Velero(以前称为 Heptio Ark)是一个开源工具,可以安全地备份和还原,执行灾难恢复以及迁移 Kubernetes 集群资源和持久卷。 Velero可以部署在自建Kubernetes集群或者公有云托管的K8S环境中,比如QKE(Kubesphere)。 Velero 可用于:
- 备份集群资源
- 并在丢失的情况下进行还原。
- 将集群资源迁移到其他集群。
- 将生产集群资源复制到开发和测试集群。
Velero的两种备份方式:
- 用restic方式备份,它是文件系统级别备份持久卷数据并将其发送到 Velero 的对象存储。执行速度取决于本地IO能力,网络贷款和对象存储性能,相对快照方式备份慢。 但如果当前集群或者存储出现问题,由于所有资源和数据都存储在远端的对象存储上, 用restic方式备份可以很容易的将应用恢复。
- 用快照方式备份, Velero使用一组 BackupItemAction 插件针对 PersistentVolumeClaims 进行备份。执行速度快。它创建一个以 PersistentVolumeClaim 作为源的 VolumeSnapshot 对象. 此 VolumeSnapshot 对象与用作源的 PersistentVolumeClaim 位于同一命名空间中。与VolumeSnapshot对应的 VolumeSnapshotContent 对象是一个集群范围的资源,将指向存储系统中基于磁盘的实际快照。Velero 备份时将所有 VolumeSnapshots 和 VolumeSnapshotContents 对象上传到对象存储系统, 但是Velero 备份后的数据资源仍然保存在集群的存储上。数据可用性依赖于本地存储的高可用性,因为如果是由于存储故障导致的应用问题,Velero的快照备份机制并不能恢复应用数据。
本文将针对velero 快照备份的限制,手动将备份的应用和数据到AWS兼容的S3对象存储,比如私有环境下的minio或者公有云上青云的QingStor等等,这里以QingStor为例。

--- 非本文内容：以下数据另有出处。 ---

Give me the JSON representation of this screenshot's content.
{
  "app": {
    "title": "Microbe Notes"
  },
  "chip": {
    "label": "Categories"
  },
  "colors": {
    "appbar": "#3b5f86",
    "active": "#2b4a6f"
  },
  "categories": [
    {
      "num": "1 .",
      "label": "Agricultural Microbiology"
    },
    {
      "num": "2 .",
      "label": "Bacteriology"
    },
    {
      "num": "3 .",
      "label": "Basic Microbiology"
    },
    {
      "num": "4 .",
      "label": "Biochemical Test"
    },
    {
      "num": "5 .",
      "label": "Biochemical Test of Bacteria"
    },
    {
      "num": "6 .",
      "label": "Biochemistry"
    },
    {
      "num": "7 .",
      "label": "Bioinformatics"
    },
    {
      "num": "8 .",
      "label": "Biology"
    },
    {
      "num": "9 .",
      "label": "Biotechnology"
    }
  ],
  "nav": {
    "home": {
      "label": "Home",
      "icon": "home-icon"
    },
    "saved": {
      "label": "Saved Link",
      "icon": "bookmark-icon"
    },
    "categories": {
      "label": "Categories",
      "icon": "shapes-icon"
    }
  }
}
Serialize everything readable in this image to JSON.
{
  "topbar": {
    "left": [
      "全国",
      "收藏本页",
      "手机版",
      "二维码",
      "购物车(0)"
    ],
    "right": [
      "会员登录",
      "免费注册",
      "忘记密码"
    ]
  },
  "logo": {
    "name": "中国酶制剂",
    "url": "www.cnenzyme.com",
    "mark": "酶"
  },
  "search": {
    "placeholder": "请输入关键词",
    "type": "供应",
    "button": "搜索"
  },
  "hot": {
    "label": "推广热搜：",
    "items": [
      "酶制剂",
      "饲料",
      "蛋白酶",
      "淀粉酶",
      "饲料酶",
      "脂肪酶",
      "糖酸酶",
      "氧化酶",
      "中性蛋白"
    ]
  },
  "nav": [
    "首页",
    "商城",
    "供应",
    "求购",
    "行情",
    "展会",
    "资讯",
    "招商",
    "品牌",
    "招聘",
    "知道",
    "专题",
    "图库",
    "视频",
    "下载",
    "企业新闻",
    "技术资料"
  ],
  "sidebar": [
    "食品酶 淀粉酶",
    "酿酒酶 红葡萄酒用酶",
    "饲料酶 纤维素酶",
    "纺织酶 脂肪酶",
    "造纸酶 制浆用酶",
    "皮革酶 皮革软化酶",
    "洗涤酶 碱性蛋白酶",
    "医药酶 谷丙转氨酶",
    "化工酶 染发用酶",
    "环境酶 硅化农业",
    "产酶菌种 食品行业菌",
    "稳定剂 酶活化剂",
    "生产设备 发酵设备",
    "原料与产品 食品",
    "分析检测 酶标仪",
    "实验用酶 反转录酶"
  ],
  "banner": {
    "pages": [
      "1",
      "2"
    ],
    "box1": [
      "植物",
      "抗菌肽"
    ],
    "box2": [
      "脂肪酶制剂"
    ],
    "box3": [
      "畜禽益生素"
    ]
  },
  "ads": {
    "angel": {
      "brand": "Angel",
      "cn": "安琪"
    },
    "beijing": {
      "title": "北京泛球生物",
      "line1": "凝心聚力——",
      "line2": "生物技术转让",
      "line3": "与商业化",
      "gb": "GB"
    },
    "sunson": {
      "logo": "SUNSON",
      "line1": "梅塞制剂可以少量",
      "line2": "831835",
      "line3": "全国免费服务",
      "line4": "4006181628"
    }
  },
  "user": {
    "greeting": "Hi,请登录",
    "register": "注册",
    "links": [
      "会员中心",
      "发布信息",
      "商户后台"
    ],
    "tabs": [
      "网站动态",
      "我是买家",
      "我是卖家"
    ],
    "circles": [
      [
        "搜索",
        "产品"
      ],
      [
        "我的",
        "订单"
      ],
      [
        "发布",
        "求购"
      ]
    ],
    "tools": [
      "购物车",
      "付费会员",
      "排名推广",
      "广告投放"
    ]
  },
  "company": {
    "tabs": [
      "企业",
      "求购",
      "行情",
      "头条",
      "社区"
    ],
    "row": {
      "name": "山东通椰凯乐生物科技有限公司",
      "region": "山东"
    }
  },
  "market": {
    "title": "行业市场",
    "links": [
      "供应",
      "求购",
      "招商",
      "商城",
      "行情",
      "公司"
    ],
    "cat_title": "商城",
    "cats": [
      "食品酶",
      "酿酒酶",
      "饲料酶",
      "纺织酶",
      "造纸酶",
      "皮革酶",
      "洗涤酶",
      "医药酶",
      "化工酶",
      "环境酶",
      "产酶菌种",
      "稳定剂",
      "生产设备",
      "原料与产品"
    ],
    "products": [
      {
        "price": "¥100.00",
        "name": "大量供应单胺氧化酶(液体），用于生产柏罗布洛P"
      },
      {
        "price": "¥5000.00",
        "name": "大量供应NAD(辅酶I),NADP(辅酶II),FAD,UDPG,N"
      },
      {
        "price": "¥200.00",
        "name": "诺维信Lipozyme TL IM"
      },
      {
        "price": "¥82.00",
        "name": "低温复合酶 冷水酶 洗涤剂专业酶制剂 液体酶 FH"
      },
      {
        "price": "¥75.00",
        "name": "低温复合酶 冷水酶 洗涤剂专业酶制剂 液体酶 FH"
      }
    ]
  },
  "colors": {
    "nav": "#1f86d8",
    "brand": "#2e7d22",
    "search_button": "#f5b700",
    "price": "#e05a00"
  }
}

本次实验将在Kubesphere集群的wordpress项目(命名空间)中部署一个wordpress的应用,先使用 Velero快照方式备份这个命名空间下的应用和数据到QingStor,手动将数据资源从主存储导出到QingStor,然后模拟主存储失效,从QingStor恢复数据资源和应用到另一个集群。下面是具体的实验步骤:
实验环境和前提条件:
安装Velero 开源工具,配置好对应的对象存储。 基于rook-ceph创建wordpress命名空间,并且运行wordpress和mysql应用
root$ kubectl -n wordpress get pvc
NAME STATUS VOLUME CAPACITY ACCESS MODES STORAGECLASS AGE
mysql-pv-claim Bound pvc-8a3b3541-1718-4af5-94fc-e24ebe026172 10Gi RWO rook-ceph-block 47m
wp-pv-claim Bound pvc-355352e5-0ecf-4b40-9056-5514015eb392 2Gi RWO rook-ceph-block 47m
root$ kubectl -n wordpress get pods
NAME READY STATUS RESTARTS AGE
wordpress-589f976cd5-4ns55 1/1 Running 0 45m
wordpress-mysql-d9b8d8884-2kmtb 1/1 Running 0 45m
备份数据
- 为了证明数据能够恢复,首先在wordpress上发布一篇新的文章,等整个备份恢复流程后再检验文章是否已经被恢复。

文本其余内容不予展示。